2.18.03 – reasoning with a search engine

trying to teach google the difference between “diana son” and “diana’s son” proves impossible, so i’m spending the evening digging through articles about Prince William in order to find interviews with playwright Diana Son. BCT’s production of Valparaiso closes this weekend; the next project will be assistant directing Stop Kiss. the total lack of stage management jobs this spring in boise has helped to push me into challenging myself in other areas in the theatre – sound technician, assistant directing, and also teaching children’s acting classes at the Drama School. i feel fumbling and incompetent, but i’m learning, and that learning curve is what keeps me alive and interested.

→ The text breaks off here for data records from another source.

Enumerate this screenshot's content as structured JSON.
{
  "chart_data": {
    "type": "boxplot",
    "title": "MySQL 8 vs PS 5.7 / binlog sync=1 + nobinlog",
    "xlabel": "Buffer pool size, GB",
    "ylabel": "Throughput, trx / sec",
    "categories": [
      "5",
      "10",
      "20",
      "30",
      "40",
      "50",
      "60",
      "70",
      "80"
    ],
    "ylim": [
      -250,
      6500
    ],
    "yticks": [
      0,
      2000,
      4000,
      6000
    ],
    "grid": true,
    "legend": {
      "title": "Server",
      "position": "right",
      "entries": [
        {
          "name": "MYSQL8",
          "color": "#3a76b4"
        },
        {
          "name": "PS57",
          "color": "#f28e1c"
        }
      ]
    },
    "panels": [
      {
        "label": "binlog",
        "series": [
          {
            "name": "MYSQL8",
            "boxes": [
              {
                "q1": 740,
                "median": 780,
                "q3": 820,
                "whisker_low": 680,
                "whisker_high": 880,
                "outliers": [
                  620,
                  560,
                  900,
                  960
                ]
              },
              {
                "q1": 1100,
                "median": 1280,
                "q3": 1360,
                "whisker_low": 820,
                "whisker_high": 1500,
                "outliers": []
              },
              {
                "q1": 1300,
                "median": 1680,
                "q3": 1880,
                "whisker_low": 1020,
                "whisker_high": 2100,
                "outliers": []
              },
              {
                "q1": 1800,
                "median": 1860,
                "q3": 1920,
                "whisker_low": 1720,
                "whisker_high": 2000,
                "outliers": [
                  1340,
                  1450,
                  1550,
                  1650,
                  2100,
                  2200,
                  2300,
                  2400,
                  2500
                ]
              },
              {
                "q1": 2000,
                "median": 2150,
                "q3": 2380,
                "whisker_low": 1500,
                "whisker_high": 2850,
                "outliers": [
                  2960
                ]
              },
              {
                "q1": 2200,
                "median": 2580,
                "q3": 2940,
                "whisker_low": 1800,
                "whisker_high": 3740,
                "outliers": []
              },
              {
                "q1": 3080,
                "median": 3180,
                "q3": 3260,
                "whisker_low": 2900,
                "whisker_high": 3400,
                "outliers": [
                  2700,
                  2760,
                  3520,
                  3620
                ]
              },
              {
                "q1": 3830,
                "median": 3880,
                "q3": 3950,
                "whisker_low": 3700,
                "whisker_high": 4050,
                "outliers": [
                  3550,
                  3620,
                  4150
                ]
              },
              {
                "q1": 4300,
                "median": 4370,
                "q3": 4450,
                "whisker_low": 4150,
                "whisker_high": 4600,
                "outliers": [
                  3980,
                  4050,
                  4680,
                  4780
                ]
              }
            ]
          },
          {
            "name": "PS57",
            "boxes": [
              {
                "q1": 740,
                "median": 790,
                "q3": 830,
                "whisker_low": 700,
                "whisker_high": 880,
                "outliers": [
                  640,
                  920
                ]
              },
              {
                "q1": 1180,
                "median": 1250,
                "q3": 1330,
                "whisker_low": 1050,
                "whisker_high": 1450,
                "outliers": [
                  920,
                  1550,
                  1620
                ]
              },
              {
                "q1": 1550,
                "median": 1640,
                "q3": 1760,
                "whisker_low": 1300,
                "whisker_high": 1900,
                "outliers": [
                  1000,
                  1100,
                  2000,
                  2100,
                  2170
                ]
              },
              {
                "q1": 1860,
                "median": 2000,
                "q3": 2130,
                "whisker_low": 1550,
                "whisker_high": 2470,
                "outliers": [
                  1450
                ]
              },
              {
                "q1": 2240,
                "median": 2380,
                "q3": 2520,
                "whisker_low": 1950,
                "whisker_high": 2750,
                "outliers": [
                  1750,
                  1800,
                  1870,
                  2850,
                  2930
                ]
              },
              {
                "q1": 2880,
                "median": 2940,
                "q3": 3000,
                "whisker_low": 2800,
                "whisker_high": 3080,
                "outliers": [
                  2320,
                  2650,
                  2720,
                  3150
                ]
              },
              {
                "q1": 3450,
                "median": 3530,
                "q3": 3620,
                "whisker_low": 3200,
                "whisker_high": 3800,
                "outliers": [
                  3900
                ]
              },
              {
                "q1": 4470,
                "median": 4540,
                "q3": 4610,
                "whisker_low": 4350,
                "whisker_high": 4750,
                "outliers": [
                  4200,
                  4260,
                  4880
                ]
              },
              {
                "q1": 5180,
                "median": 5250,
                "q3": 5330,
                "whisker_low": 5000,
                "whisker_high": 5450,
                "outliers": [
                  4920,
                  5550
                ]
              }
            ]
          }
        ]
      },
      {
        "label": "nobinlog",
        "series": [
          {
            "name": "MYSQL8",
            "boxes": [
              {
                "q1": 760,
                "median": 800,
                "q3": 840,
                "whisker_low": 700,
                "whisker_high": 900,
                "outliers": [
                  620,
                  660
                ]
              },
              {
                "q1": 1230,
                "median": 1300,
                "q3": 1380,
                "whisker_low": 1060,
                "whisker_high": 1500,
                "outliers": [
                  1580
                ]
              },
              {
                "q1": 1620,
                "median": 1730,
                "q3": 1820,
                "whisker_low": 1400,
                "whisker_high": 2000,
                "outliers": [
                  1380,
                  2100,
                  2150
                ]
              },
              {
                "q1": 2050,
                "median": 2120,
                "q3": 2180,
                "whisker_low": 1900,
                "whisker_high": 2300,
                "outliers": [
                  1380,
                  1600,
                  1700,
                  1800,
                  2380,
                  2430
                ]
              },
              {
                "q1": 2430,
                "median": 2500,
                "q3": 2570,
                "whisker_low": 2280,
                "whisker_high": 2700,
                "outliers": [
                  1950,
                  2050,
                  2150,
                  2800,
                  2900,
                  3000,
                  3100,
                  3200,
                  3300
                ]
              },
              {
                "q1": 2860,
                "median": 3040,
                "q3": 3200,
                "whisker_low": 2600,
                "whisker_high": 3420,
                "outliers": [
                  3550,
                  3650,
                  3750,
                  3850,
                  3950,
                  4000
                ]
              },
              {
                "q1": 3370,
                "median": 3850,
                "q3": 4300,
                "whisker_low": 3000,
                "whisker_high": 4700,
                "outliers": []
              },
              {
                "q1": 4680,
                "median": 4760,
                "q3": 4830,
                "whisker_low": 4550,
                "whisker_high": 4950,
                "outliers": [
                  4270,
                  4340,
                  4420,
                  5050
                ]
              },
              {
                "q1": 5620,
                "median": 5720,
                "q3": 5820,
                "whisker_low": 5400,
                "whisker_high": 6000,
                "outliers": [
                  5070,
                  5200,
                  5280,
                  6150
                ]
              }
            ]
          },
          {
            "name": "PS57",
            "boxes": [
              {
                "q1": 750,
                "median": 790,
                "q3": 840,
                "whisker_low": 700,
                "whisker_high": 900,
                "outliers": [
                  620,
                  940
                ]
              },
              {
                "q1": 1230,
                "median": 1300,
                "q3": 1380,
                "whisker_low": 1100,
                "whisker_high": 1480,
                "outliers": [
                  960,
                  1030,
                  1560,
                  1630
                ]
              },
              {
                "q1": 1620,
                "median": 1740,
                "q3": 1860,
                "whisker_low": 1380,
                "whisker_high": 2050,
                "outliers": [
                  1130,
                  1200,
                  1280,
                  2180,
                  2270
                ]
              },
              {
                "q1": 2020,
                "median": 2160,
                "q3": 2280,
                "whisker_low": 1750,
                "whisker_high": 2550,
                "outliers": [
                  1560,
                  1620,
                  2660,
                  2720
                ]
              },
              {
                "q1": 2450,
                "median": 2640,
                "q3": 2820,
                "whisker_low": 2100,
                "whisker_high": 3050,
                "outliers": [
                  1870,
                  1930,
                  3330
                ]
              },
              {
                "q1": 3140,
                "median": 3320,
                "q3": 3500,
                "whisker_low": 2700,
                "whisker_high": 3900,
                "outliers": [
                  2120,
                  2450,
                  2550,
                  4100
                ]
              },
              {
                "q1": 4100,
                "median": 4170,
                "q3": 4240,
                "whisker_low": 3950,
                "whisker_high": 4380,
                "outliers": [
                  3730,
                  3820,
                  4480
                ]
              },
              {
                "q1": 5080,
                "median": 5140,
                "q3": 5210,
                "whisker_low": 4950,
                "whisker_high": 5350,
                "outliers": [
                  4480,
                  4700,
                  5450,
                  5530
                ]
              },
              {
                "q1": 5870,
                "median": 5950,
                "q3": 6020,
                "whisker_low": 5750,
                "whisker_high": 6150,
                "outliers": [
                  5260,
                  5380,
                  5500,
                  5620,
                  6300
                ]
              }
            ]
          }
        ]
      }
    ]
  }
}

one of the hardest things about the tour i was one last fall was that no one, myself included, really believed in the quality of the product. the show didn’t do its job – it didn’t make kids excited about theatre or literature, or even just engage them for two hours with great story telling. the opening of Valparaiso earlier this month was a reminder of just how good it feels to work on a project that i’m proud of. it doesn’t matter that i’m just the sound technician (not that the job is easy, but it’s not what i want to do with my career), because i’m collaborating with twenty amazing, talented people to create something really good. that’s all i need. well, that and a paycheck, if we’re being practical here. :)

andy’s watching something with lots of gunfire on the tv right now, i can’t write a coherent sentence to save my life.

2.15.03 – american civics lesson

well, after my tirade about the uselessness of grassroots campaigns, i suppose i ought to comment on the fact that boise’s mayor resigned yesterday under the pressure of a grassroots campaign. it seems he’s been spending the city’s money on boondoggles to new york city and accepting bribes from insurance companies, among other things. when the story broke about three weeks ago, a group of volunteers in bumble-bee-yellow t-shirts emblazoned with “repeal mayor coles” took to the streets and began collecting signatures. they managed to collect more than 30,000 signatures, which equals about a third of the registered voters in the city, and yesterday under the pressure of the repeal action, as well as impending legal action, the mayor stepped down. i didn’t feel strongly the enough about the issue to sign a petition, and besides, i didn’t really think it’d work. an interesting side effect of ousting (republican) mayor coles, however, is that boise’s new mayor (for the next two weeks anyway) is an african american democrat. so yay for grassroots campaigns.